Weather reports that were available to the company dispatcher included warnings of icing conditions in the Tahoe Airport area and that clouds and snow showers would be obscuring the mountains in western Nevada. None of this information was communicated to the captain of Flight 901A before or during the flight, and the board speculated that ice accumulation on the aircraft may have affected its ability to gain sufficient altitude to clear the mountains while attempting to divert.

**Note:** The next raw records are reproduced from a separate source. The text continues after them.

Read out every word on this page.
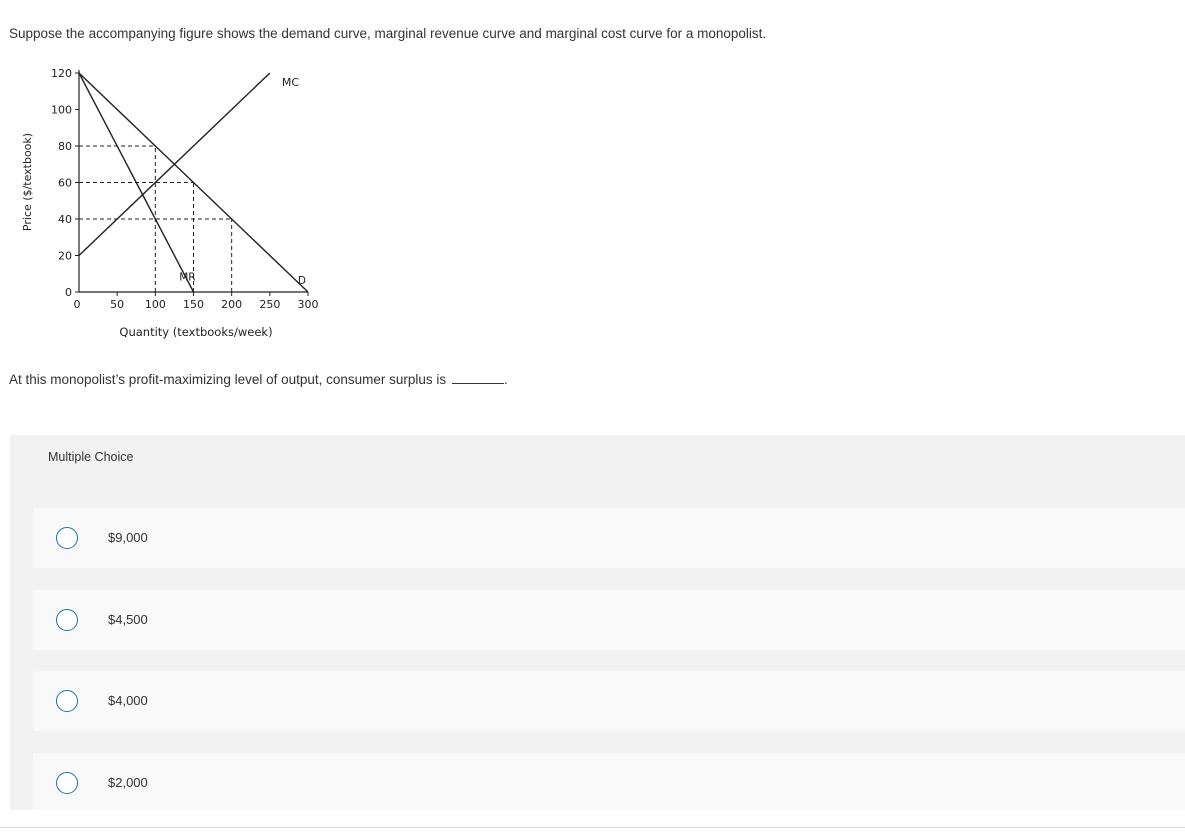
Suppose the accompanying figure shows the demand curve, marginal revenue curve and marginal cost curve for a monopolist.
0
20
40
60
80
100
120
0	50 100 150 200 250 300
MR	D
MC
Quantity (textbooks/week)
Price ($/textbook)
At this monopolist’s profit-maximizing level of output, consumer surplus is	.
Multiple Choice
$9,000
$4,500
$4,000
$2,000
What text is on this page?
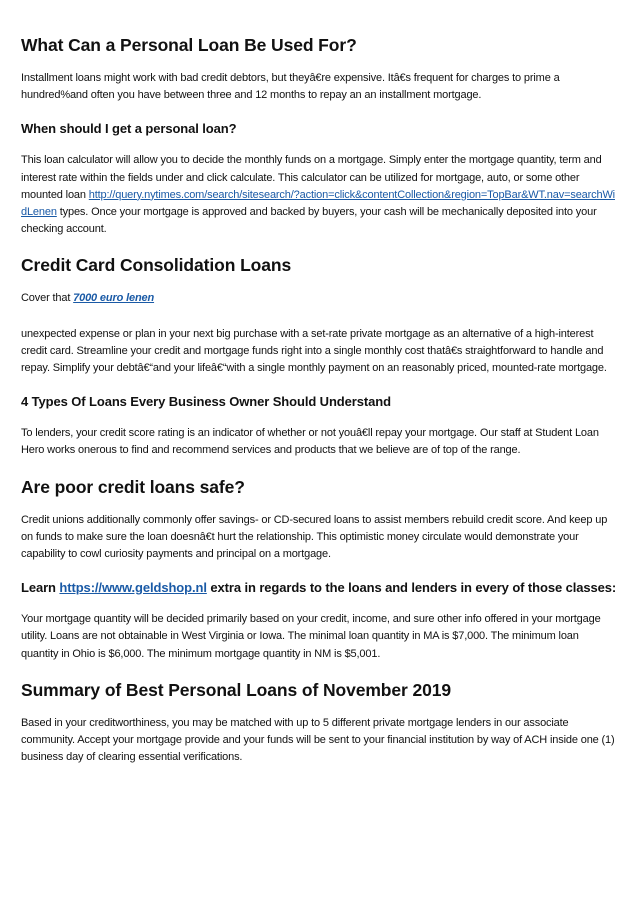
What Can a Personal Loan Be Used For?

Installment loans might work with bad credit debtors, but theyâ€re expensive. Itâ€s frequent for charges to prime a hundred%and often you have between three and 12 months to repay an an installment mortgage.

When should I get a personal loan?

This loan calculator will allow you to decide the monthly funds on a mortgage. Simply enter the mortgage quantity, term and interest rate within the fields under and click calculate. This calculator can be utilized for mortgage, auto, or some other mounted loan http://query.nytimes.com/search/sitesearch/?action=click&contentCollection&region=TopBar&WT.nav=searchWidLenen types. Once your mortgage is approved and backed by buyers, your cash will be mechanically deposited into your checking account.

Credit Card Consolidation Loans

Cover that 7000 euro lenen

unexpected expense or plan in your next big purchase with a set-rate private mortgage as an alternative of a high-interest credit card. Streamline your credit and mortgage funds right into a single monthly cost thatâ€s straightforward to handle and repay. Simplify your debtâ€“and your lifeâ€“with a single monthly payment on an reasonably priced, mounted-rate mortgage.

4 Types Of Loans Every Business Owner Should Understand

To lenders, your credit score rating is an indicator of whether or not youâ€ll repay your mortgage. Our staff at Student Loan Hero works onerous to find and recommend services and products that we believe are of top of the range.

Are poor credit loans safe?

Credit unions additionally commonly offer savings- or CD-secured loans to assist members rebuild credit score. And keep up on funds to make sure the loan doesnâ€t hurt the relationship. This optimistic money circulate would demonstrate your capability to cowl curiosity payments and principal on a mortgage.

Learn https://www.geldshop.nl extra in regards to the loans and lenders in every of those classes:

Your mortgage quantity will be decided primarily based on your credit, income, and sure other info offered in your mortgage utility. Loans are not obtainable in West Virginia or Iowa. The minimal loan quantity in MA is $7,000. The minimum loan quantity in Ohio is $6,000. The minimum mortgage quantity in NM is $5,001.

Summary of Best Personal Loans of November 2019

Based in your creditworthiness, you may be matched with up to 5 different private mortgage lenders in our associate community. Accept your mortgage provide and your funds will be sent to your financial institution by way of ACH inside one (1) business day of clearing essential verifications.
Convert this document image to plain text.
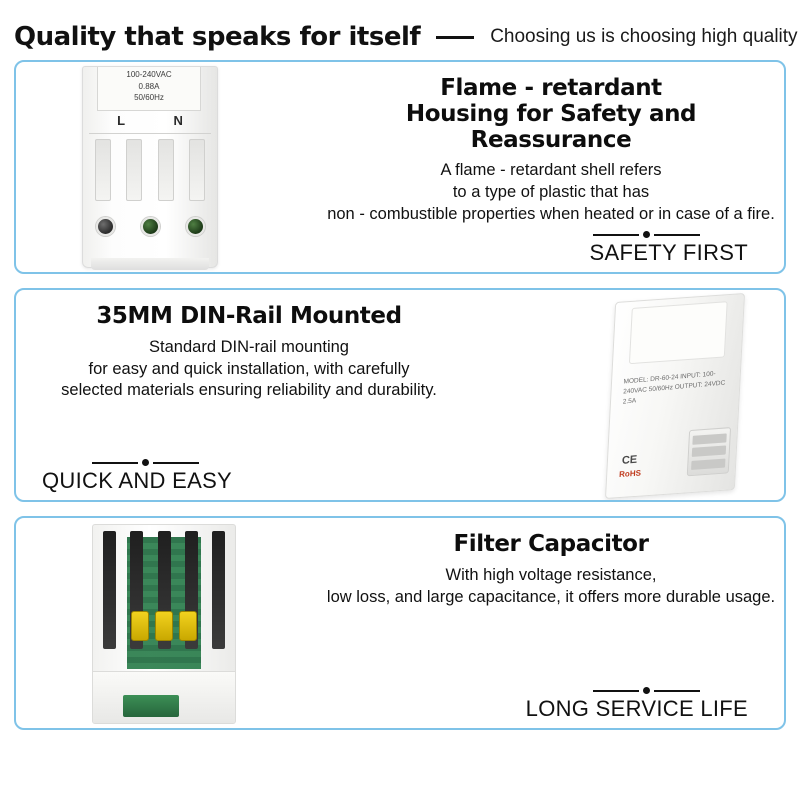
Quality that speaks for itself	Choosing us is choosing high quality
100-240VAC
0.88A
50/60Hz
L	N
Flame - retardant
Housing for Safety and Reassurance
A flame - retardant shell refers
to a type of plastic that has
non - combustible properties when heated or in case of a fire.
SAFETY FIRST
MODEL: DR-60-24 INPUT: 100-240VAC 50/60Hz OUTPUT: 24VDC 2.5A
CE
RoHS
35MM DIN-Rail Mounted
Standard DIN-rail mounting
for easy and quick installation, with carefully
selected materials ensuring reliability and durability.
QUICK AND EASY
Filter Capacitor
With high voltage resistance,
low loss, and large capacitance, it offers more durable usage.
LONG SERVICE LIFE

The report concluded that when the crew abandoned the approach to Tahoe Valley Airport, they decided to proceed through Daggett Pass for unknown reasons, possibly to avoid an area of known icing that they had passed through during their descent, or possibly because icing was preventing the aircraft from being able to climb higher. The pilots would have been aware that an altitude of 9000 ft would have given the aircraft 1500 ft of terrain clearance through the pass's center, and an easterly heading from the southern end of the lake would have taken the aircraft through the pass's center, an opening several miles wide. The aircraft leveled off at 9,000 feet, either because the pilots believed that they had sufficient clearance, or because icing prevented further altitude gains. It was possible that the crew was unaware that its heading, altitude, or both, were not being accurately shown on the aircraft's instruments, and that undetected tail winds might also have affected the flight's heading.